Most critical are end-users getting involved regularly through observation and active participation so that everyone knows early if what they’re doing will align with ultimate goals.
Effective teams catch problems when they’re still easy to resolve. All this helps build confidence among team members that they aren’t just building something on spec; instead, they’re trusted it’s going to be right.
Managing the People Process
Technical excellence does not guarantee project success. Systems Development is a people endeavor above everything else. Thus, when the best projects happen, everyone involved—engineers, project managers, end-users—understands their role in relation to the bigger picture’s integrity.
As projects become larger and larger with more complex parts, effective communication will either make or break a project deadline. Engineers must communicate with engineers, project managers, stakeholders, and those responsible for complementary systems elsewhere.
The resources that assist this communication become the dividing factor between projects that meet deadlines and those dragged through costs. The best teams establish common languages and cohesive approaches so that everyone can work together without micro-managing their ideas.

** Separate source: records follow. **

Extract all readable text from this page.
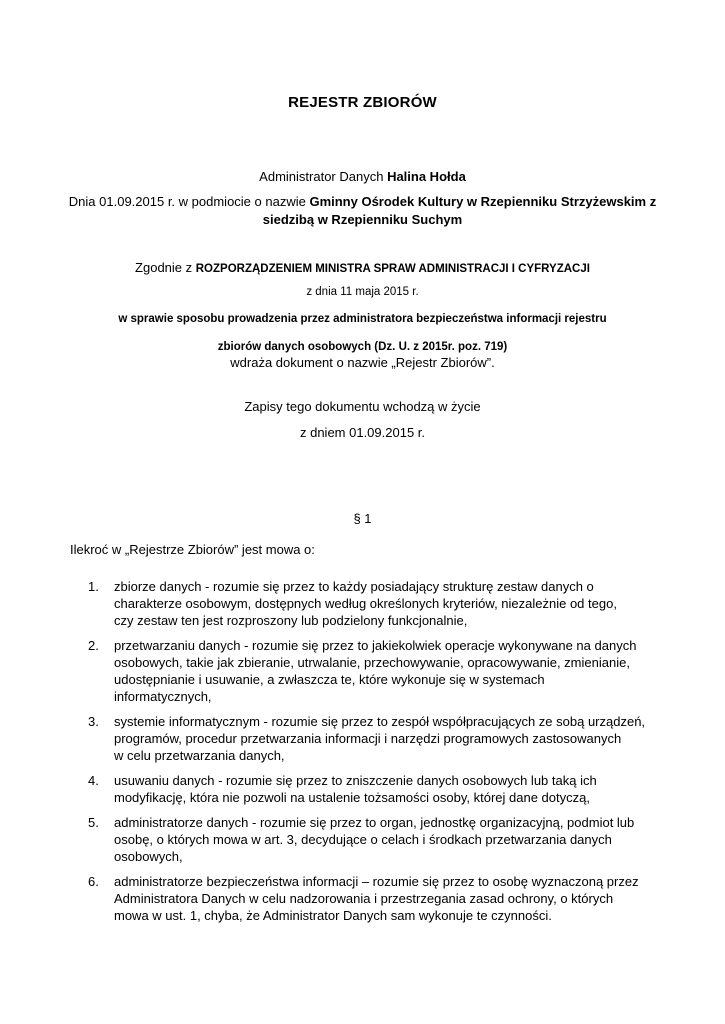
REJESTR ZBIORÓW
Administrator Danych Halina Hołda
Dnia 01.09.2015 r. w podmiocie o nazwie Gminny Ośrodek Kultury w Rzepienniku Strzyżewskim z
siedzibą w Rzepienniku Suchym
Zgodnie z ROZPORZĄDZENIEM MINISTRA SPRAW ADMINISTRACJI I CYFRYZACJI
z dnia 11 maja 2015 r.
w sprawie sposobu prowadzenia przez administratora bezpieczeństwa informacji rejestru
zbiorów danych osobowych (Dz. U. z 2015r. poz. 719)
wdraża dokument o nazwie „Rejestr Zbiorów”.
Zapisy tego dokumentu wchodzą w życie
z dniem 01.09.2015 r.
§ 1
Ilekroć w „Rejestrze Zbiorów” jest mowa o:
1. zbiorze danych - rozumie się przez to każdy posiadający strukturę zestaw danych o
charakterze osobowym, dostępnych według określonych kryteriów, niezależnie od tego,
czy zestaw ten jest rozproszony lub podzielony funkcjonalnie,
2. przetwarzaniu danych - rozumie się przez to jakiekolwiek operacje wykonywane na danych
osobowych, takie jak zbieranie, utrwalanie, przechowywanie, opracowywanie, zmienianie,
udostępnianie i usuwanie, a zwłaszcza te, które wykonuje się w systemach
informatycznych,
3. systemie informatycznym - rozumie się przez to zespół współpracujących ze sobą urządzeń,
programów, procedur przetwarzania informacji i narzędzi programowych zastosowanych
w celu przetwarzania danych,
4. usuwaniu danych - rozumie się przez to zniszczenie danych osobowych lub taką ich
modyfikację, która nie pozwoli na ustalenie tożsamości osoby, której dane dotyczą,
5. administratorze danych - rozumie się przez to organ, jednostkę organizacyjną, podmiot lub
osobę, o których mowa w art. 3, decydujące o celach i środkach przetwarzania danych
osobowych,
6. administratorze bezpieczeństwa informacji – rozumie się przez to osobę wyznaczoną przez
Administratora Danych w celu nadzorowania i przestrzegania zasad ochrony, o których
mowa w ust. 1, chyba, że Administrator Danych sam wykonuje te czynności.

A successful project will take the time to create documentation that people will actually use—not just fill out busywork so someone else can collect it; instead, documentation will provide real value for those producing it.
Systems That Maintain Value Over Time
Often great systems concern themselves not only with what’s required now but also what can adapt later and think about those decisions which must be foundational and which ones will be changed without requiring a complete overhaul.
When systems are established with maintenance efforts in mind from the get-go instead of three years down the line, they provide more long-term value than those that merely work now but are impossible or difficult later once changes need to happen.
Best systems put together expansive documentation explaining not just how things happened but why critical decisions were made at the architecture level. This way future engineers know the motivation behind certain deeds when assessing systems with no background found in recent memory.
Great engineers know how to operate technically well from years of experience doing so. But even those who follow tried and tested methods over time consistently create systems that meet requirements on time for budgets and continue providing value long after initial projected timelines have ended. The difference between good engineers and great ones comes from projects relying on systems approaches that bring requirements where they need to go—into independent, working systems.